Fostering Kittens

Fostering Kittens: Providing a Safe & Secure Environment for those Important First Weeks

Un-neutered female cats come into season in January and February quickly attracting the attention of un-neutered male cats and hence breeding begins.
Seasonal breeders cats typically give birth to two litters a year, in the spring and again later in the Summer. Pregnant for 9 weeks cats give birth to litters of between 2 and 6 kittens (occasionally as many as 7, 8 or even 9 kittens!) Mother cats usually come back into season again when their kittens are 6 weeks old and kittens can breed from 6 months old. Understandably there is a huge cat over-population problem!
During kitten season we receive calls often daily requesting that we rescue mother cats with their kittens or orphaned kittens that have been discovered in gardens, under sheds, in derelict cars, on industrial sites, in empty buildings, behind shops and on demolition sites. This is on top of the regular calls received regarding stray cats, unwanted pet cats and abandoned pet cats. Warrington Animal Welfare also work with feral cat colonies neutering and returning or homing adult cats and homing their young litters of kittens which can be tamed.
Each week the rescue receives numerous calls and that is why we need your help to accommodate and care for these needy young families until they can be found permanent new homes.
Fostering a mother cat and her litter of un-weaned kittens or fostering just orphaned kittens really helps the rescue because:
  • You will be able to offer more space than a cage or cattery pen can provide.
  • You can give more time and attention than can be given in one of our rescue centres.
  • The cats and kittens are protected from the risk of catching cat flu or other contagious illnesses that it’s much harder to protect them from when in a rescue centre where sick cats and newly arrived strays and unwanted pets arrive sometimes daily.
  • With orphaned kittens you also act as mum and help to wean and toilet/litter train them

Criteria for Housing a Foster Family:

A quiet spare room in which to keep or base your fostered mum and kittens is essential. If yours is a calm adult home and you do not have other pets you may wish to base your mum and kittens in another room such as the living room. Your own bedroom does not make an ideal room as a lively six week old litter jumping on your bed throughout the night is going to be a problem even though a newborn litter curled up with mum might not!
It is essential to keep your mum and kittens entirely indoors – they must not be allowed to go outdoors. Any room in which they are housed must have a securely closing door - if you have children you may wish to add a bolt on the outside to make doubly sure it won’t be accidentally opened.
Open chimney’s must be sealed to prevent mum cat and kittens from exploring or hiding in them as should any holes in floorboards or skirting boards etc.

Other Pets:

Mother cats have very strong maternal instincts and can be very defensive/ hostile towards other animals so if you have other pets your fostered family must be kept separately from them. For disease control / health reasons your fostered family should be kept separately from other cats.
Your fostered family will not yet be fully vaccinated. Mum will not have had any vaccinations and kittens do not begin vaccinations until 9 weeks old. There are also other contagious viruses and illnesses that it is possible that your fostered family or your own cats could be carrying or incubating.
We also ask that any pets in the foster home are fully vaccinated and neutered.

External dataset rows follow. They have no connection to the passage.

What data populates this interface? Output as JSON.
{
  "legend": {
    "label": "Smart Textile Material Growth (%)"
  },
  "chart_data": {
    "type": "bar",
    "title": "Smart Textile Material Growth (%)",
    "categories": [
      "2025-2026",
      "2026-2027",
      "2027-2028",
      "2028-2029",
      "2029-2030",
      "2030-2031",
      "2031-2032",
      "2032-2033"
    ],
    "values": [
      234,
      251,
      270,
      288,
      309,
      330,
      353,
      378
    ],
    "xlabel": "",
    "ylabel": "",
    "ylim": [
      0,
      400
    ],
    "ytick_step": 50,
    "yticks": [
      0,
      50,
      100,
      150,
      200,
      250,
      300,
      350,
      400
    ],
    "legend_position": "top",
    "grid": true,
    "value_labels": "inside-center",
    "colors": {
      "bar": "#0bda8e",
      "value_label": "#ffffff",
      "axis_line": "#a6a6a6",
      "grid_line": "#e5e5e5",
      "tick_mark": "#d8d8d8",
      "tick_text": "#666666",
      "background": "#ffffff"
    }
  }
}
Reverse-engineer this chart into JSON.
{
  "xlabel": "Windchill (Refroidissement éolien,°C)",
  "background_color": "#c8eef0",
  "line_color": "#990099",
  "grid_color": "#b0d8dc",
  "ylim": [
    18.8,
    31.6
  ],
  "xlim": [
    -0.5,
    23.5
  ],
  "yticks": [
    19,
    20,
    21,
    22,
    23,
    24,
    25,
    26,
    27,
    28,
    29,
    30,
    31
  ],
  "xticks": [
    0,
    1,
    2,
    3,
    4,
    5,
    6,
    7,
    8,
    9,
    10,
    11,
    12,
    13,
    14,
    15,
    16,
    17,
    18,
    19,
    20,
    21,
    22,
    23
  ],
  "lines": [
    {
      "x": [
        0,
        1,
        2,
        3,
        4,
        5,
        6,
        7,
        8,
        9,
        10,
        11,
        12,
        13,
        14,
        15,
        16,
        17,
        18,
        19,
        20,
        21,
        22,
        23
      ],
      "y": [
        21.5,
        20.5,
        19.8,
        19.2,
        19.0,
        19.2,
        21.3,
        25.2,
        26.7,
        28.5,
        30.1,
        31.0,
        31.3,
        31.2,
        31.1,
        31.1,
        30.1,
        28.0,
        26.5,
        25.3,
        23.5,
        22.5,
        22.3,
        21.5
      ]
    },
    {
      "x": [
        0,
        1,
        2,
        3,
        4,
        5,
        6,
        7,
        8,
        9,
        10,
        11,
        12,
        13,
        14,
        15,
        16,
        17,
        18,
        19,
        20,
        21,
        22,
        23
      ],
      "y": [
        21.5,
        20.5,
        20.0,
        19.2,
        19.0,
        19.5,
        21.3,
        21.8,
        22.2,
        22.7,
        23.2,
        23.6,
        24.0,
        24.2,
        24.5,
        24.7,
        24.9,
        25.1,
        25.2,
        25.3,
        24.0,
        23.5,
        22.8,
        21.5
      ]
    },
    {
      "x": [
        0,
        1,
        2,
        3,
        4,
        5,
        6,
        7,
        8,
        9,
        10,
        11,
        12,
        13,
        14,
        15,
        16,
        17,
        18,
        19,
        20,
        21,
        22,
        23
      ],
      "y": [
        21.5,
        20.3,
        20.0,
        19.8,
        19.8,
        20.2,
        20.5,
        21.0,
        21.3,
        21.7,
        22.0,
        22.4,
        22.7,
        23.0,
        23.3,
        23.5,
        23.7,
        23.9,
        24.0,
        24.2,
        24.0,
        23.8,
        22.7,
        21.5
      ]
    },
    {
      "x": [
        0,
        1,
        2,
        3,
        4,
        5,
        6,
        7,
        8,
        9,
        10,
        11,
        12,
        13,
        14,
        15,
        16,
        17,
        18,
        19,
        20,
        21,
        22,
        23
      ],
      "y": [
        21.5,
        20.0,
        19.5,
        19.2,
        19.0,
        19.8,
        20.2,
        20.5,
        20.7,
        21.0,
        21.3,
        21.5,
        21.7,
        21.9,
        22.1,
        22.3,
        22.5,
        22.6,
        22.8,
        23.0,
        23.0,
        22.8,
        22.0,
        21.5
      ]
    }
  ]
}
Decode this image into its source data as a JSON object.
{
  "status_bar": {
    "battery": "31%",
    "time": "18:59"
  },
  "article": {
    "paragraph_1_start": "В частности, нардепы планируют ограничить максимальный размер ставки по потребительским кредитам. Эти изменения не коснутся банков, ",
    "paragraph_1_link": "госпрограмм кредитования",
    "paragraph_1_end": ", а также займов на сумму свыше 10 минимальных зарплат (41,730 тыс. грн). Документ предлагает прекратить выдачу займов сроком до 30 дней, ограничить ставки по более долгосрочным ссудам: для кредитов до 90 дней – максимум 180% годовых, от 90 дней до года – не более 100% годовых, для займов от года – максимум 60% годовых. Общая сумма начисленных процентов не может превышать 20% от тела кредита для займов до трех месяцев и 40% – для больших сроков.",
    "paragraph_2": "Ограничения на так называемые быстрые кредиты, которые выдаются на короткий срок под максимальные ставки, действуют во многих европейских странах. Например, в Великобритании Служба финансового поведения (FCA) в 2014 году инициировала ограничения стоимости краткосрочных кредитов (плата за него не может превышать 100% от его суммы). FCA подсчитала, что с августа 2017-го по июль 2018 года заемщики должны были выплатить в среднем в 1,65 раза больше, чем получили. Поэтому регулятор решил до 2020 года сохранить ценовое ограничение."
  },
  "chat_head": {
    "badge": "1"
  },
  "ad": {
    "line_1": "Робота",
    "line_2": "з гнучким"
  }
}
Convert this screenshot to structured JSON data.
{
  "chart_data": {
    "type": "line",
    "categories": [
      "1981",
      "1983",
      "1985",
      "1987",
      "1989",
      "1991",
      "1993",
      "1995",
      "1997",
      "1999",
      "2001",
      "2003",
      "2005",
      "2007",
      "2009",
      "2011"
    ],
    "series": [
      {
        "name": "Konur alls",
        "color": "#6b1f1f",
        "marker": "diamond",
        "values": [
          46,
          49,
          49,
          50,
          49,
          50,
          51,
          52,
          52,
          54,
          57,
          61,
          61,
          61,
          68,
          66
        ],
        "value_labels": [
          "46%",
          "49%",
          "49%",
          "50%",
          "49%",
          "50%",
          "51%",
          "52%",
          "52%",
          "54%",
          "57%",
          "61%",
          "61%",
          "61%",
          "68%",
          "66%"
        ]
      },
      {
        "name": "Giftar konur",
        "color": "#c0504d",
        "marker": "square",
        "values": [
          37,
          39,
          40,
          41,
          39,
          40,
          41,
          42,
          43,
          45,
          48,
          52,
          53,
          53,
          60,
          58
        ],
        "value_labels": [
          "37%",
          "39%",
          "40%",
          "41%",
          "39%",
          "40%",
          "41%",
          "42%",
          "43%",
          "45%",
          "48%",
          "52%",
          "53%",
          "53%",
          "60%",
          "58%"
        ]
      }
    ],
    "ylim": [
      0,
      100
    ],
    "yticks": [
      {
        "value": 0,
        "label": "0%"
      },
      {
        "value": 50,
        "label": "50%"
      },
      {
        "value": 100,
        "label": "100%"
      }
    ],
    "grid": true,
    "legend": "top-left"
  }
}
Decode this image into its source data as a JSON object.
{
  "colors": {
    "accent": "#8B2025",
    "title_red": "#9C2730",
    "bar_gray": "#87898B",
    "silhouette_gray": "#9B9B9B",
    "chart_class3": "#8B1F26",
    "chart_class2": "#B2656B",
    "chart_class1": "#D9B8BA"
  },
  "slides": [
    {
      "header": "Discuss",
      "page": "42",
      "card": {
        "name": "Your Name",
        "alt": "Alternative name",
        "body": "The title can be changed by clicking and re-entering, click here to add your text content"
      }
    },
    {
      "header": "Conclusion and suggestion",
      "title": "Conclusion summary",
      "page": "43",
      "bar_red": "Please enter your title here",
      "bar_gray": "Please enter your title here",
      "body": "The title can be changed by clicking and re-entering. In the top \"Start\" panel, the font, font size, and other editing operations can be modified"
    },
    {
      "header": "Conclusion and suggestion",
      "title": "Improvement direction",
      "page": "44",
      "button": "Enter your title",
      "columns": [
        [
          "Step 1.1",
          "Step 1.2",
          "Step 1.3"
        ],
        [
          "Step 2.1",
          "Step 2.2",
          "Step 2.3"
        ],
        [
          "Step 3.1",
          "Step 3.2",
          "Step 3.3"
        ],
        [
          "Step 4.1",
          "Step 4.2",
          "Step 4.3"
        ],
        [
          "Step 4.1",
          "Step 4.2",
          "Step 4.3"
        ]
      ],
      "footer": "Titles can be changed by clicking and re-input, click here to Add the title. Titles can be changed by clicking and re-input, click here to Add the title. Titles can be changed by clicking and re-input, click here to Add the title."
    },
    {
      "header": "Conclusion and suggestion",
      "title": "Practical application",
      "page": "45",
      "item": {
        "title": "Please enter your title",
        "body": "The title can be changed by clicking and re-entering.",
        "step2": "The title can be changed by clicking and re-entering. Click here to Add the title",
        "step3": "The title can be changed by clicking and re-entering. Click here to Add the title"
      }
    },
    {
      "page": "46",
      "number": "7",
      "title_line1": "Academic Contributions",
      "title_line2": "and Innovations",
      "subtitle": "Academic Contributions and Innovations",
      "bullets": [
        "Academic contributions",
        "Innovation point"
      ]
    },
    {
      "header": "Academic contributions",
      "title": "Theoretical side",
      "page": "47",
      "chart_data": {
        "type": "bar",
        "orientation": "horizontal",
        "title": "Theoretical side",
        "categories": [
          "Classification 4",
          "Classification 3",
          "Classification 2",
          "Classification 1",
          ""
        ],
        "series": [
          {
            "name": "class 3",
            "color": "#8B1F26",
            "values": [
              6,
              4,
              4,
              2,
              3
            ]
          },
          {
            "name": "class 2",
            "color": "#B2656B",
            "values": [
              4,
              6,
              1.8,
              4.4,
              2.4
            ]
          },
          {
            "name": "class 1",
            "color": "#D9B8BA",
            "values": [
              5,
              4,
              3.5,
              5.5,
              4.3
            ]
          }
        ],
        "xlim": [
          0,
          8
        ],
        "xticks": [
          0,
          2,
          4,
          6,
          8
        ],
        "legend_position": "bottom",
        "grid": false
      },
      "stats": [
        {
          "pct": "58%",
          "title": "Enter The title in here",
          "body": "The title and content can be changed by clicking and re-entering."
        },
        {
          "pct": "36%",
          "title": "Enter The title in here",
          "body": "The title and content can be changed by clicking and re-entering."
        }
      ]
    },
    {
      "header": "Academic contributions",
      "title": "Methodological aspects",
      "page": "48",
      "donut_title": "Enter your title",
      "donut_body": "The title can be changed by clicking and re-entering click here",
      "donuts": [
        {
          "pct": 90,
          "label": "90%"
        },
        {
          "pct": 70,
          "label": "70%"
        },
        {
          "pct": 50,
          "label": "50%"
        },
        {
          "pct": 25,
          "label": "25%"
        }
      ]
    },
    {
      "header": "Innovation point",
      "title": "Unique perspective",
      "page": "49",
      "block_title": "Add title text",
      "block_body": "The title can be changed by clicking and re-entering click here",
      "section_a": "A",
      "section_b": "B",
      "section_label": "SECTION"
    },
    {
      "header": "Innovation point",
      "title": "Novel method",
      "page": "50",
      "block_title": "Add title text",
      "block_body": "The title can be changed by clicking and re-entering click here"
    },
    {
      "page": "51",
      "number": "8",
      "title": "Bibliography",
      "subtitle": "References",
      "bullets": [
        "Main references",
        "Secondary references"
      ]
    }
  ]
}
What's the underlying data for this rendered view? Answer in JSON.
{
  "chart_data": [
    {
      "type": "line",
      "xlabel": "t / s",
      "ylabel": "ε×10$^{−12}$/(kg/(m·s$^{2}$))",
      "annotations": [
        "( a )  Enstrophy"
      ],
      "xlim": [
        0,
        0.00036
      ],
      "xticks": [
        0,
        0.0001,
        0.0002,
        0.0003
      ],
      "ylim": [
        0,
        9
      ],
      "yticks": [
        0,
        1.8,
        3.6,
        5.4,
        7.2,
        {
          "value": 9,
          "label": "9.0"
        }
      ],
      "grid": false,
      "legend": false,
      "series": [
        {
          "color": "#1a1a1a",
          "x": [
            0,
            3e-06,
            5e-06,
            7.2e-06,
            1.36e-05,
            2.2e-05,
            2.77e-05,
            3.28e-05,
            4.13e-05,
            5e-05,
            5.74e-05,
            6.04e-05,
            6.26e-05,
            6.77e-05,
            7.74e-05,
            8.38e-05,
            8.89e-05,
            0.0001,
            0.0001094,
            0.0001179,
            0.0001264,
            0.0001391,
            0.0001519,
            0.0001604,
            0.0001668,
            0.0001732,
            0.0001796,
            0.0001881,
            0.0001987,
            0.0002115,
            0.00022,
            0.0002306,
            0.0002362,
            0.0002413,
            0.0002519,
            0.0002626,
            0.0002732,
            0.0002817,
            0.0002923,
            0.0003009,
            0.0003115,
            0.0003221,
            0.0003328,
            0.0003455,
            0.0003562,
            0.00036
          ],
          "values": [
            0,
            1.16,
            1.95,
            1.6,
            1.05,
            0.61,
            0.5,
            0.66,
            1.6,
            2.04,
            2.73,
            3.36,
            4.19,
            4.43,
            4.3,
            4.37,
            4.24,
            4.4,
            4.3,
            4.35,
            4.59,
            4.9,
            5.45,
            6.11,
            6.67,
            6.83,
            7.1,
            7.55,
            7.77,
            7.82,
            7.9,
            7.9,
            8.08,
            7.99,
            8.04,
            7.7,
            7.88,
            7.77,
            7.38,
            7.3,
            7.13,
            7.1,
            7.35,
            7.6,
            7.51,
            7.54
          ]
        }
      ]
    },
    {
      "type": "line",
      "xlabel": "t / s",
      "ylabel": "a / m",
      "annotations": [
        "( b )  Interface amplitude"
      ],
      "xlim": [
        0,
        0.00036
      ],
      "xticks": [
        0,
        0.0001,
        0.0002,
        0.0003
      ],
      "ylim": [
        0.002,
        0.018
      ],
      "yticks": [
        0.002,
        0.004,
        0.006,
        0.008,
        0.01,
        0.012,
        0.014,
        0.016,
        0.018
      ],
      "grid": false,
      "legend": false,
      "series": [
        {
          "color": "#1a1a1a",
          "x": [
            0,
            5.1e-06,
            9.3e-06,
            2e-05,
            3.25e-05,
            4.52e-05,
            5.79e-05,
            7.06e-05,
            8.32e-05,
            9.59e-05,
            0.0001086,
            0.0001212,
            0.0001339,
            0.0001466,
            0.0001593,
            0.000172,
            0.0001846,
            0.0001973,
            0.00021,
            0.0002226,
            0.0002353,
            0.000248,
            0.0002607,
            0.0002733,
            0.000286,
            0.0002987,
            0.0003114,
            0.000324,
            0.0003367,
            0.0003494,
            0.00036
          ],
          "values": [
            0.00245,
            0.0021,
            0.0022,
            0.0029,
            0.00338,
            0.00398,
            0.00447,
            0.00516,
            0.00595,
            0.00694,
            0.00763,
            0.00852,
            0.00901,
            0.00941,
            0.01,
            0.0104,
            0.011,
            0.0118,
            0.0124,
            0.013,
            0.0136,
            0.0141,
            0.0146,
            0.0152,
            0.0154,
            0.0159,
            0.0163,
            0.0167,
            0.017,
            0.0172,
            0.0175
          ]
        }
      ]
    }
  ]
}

Spending time with can caring for your fostered family:

If mum hasn't had her babies when you take her on then she will need a calm loving environment that offers her affection but also allows her space. When the babies do arrive then initially all that will be required of you is to make sure that mum has plenty of food and a clean litter tray as tiny kittens will be curled up with her and require little if any input from you. 
These kittens will grow and develop rapidly though so an important part of fostering is handling and socialising them so that they grow up confident and friendly with people. You will need to be able to spend at least a couple of hours a day playing with and giving attention to mum and her kittens – for most people this is the enjoyable part of fostering and is easily accomplished.
If you work full time and are unable to come home in the middle of the day or do not have anyone else who can do so you can still help with fostering but may be better to consider fostering more independent adult cats.

Equipment Required:

WAW will provide litter trays, cat litter, bedding, toys, bowls and food for your fostered family. All that we ask is for you to collect these from us (and any top ups) as we simply do not have the resources to deliver.
Any other equipment you might require you should be able to acquire free or borrow from us. This can be discussed in more detail once you have made contact with the rescue.
WAW provides all supplies and veterinary care for fostered cats and kittens. We will provide required veterinary care at one of our account holding vets (you must be willing and able to travel to the vets if required) should either mum or her kittens become unwell during the time you are fostering any of the family.
More detailed and in depth advice on fostering cats and kittens along with ongoing telephone support is available for all accepted fosterers.